That’s Not Impossible: The Bridge in Mission: Impossible III
Fair or not, the one thing the Mission: Impossible series is known for above all else is the exhilarating action sequences, the lion’s share of which are done as practically as possible. As the series has progressed, so has Tom Cruise’s commitment to performing these stunts himself - with the assistance of an army of stunt coordinators, technicians, and performers on hand. Cruise has become a bonafide stuntman on top of being one of the most charismatic movie stars working today. So with Mission: Impossible - Fallout releasing this week, the TFS staff has decided to focus in on the most iconic and impressive stunt of each film.
When you think of the standout sequences from the Mission: Impossible films, it’s probably going to involve Ethan Hunt doing something ridiculously dangerous and amazing to save the day – the entire series hangs on that premise. However, what it also appealing in these films are the moments when everything goes wrong in spectacular fashion. One of the more memorable sequences in the franchise, in my opinion, is the bridge extraction scene in which Owen Davian (Philip Seymour Hoffman) escapes from Ethan Hunt with the assistance of several drone missiles and a helicopter.
On its face, the sequence seems fairly pedestrian for a big budget action tent pole. However, the execution of the stunt on the Chesapeake Bay Bridge somehow found a way to come off as iconic, mostly due to the element of surprise and masterful direction. We’ve been lulled into thinking that when a character runs at the camera and there’s a large explosion behind him, they are going to fly at us. We’ve see this a million times. So, when Tom Cruise is doing his trademark run at the camera and the blast launches him to the side, smacking violently into a car, it’s unexpected, visceral, and iconic.

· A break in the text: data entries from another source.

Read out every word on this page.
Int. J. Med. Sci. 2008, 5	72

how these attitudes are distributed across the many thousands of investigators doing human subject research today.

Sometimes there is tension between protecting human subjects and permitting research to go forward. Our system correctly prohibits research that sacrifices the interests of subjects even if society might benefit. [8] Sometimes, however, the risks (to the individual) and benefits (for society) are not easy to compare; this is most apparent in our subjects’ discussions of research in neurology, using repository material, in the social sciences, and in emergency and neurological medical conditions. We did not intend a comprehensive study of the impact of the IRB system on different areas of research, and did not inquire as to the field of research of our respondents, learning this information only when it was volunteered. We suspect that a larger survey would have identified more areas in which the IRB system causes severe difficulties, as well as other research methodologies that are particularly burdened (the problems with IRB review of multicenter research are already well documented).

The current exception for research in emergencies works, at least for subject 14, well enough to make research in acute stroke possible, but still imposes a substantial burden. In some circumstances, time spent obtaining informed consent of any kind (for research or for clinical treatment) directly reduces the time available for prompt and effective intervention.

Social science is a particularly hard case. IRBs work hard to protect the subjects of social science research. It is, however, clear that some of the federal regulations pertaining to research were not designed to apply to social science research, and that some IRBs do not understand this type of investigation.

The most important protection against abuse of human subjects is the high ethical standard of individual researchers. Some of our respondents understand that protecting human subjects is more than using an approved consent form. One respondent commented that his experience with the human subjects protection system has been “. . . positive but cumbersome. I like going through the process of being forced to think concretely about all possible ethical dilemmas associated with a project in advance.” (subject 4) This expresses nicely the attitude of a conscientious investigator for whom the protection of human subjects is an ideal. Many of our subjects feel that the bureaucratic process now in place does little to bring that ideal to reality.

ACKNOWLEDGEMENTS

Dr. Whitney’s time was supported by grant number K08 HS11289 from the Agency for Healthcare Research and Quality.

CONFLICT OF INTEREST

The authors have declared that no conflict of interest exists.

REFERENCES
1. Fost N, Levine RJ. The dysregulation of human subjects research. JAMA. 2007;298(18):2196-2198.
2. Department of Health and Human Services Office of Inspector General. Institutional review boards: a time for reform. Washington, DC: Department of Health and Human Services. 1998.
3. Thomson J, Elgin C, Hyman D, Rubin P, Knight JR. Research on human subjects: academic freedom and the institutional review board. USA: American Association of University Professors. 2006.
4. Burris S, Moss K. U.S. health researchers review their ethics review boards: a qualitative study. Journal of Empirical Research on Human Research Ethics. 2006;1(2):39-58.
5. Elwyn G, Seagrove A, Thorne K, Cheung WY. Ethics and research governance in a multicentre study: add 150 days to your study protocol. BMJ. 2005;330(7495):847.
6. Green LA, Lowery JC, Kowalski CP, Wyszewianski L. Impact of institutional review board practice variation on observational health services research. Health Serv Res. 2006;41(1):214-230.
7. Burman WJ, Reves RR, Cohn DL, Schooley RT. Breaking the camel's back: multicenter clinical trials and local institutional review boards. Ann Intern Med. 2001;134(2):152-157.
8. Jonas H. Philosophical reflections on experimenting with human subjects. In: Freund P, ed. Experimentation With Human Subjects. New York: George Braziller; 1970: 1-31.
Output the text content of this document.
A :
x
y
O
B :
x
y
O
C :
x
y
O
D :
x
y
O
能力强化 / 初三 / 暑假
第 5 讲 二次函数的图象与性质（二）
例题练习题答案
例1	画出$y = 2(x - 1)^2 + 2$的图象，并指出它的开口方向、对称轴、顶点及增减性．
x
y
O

To get that sequence nailed, only the second unit had to travel to the actual Chesapeake Bay Bridge. The rest of the crew filmed on a set in Calabasas, California, with ILM adding in the water, the plates of Virginia in the background, and the rest of the bridge to make it match the look of the actual location.
The dramatic moment of Tom Cruise dazed in an upside-down car, being alerted of an incoming missile, and then sliding a briefcase across the bridge, is edited masterfully by Maryanne Brandon, Nick Gibbs, and Mary Jo Markey. Cruise then runs away from the turned over SUV as the missile strikes it, exploding the wreck into a ball of flames. What sells the moment is Cruise’s shocked reaction as he swings into the car and the whole time, the hand-held camera is backing up, taking in all the madness. There is also an on-set special effect of the Dodge’s window that breaks upon impact; a small detail that provides a surprising amount of satisfaction, given that so much is going on in the shot. I would be remiss if I didn’t mention the plane soaring right over the bridge at close range, scaring the bejesus out of Ethan Hunt.
According to sequence supervisor Todd Vaziri on his website VFXHQ, this stunt wasn’t expected to be the cornerstone of the marketing of the film, but it was always viewed as a tough shot. Visual effects supervisor Roger Guyett and director J.J. Abrams drew up a plan in which Tom Cruise was on a wire, running full speed at the camera, with a rig jerking him sideways rather violently, smacking him into the Dodge, which had plenty of padding. The ground was also made up of padding, made to look like the highway. Due to safety concerns, the artists at ILM added the explosions later.
The following moment with Cruise having to throw his weapon across a gap in the bridge and soon after jumping across the divide, barely making it, is equally thrilling. When Cruise is hanging from the busted up rubble, struggling to pull himself up, he’s actually on the set in Calabasas, with the plates of the water in Virginia composited by ILM. What’s impressive about this moment is that J.J. Abrams’ camera moves are real; it’s just the background elements that are digitally enhanced. This choice makes the action feel much more raw and alive. The action that you’re truly following – Cruise running on the bridge after Philip Seymour Hoffman – is coming from a point of view that feels legitimate and not “overly digital.”
Todd Vaziri had this to say about the stunt, “We had two cameras on a rig, with their lenses as close together as possible, basically recording twice as wide a field of view with some overlap for both the Tom pass and the explosion pass. We also had a third anamorphic camera behind the main rig for both passes. In the end, that meant six pieces of footage, all non-motion controlled, that needed to be blended together: the Tom stunt, the explosion, the helicopter behind the truck, the exploded gap in the bridge, the bridge extension, and the Virginia water.”
So, obviously, there were a lot of visual effects that went into the bridge extraction scene, but it all started on a bridge set with classic wirework. These days, action sequences can sometimes appear too frenetic, with so many visual effects being thrown at your face, you can’t really tell what you’re supposed to feel. This sequence in Mission: Impossible III goes to show that old school filmmaking (with loads of assistance from effects artists) is still alive and well.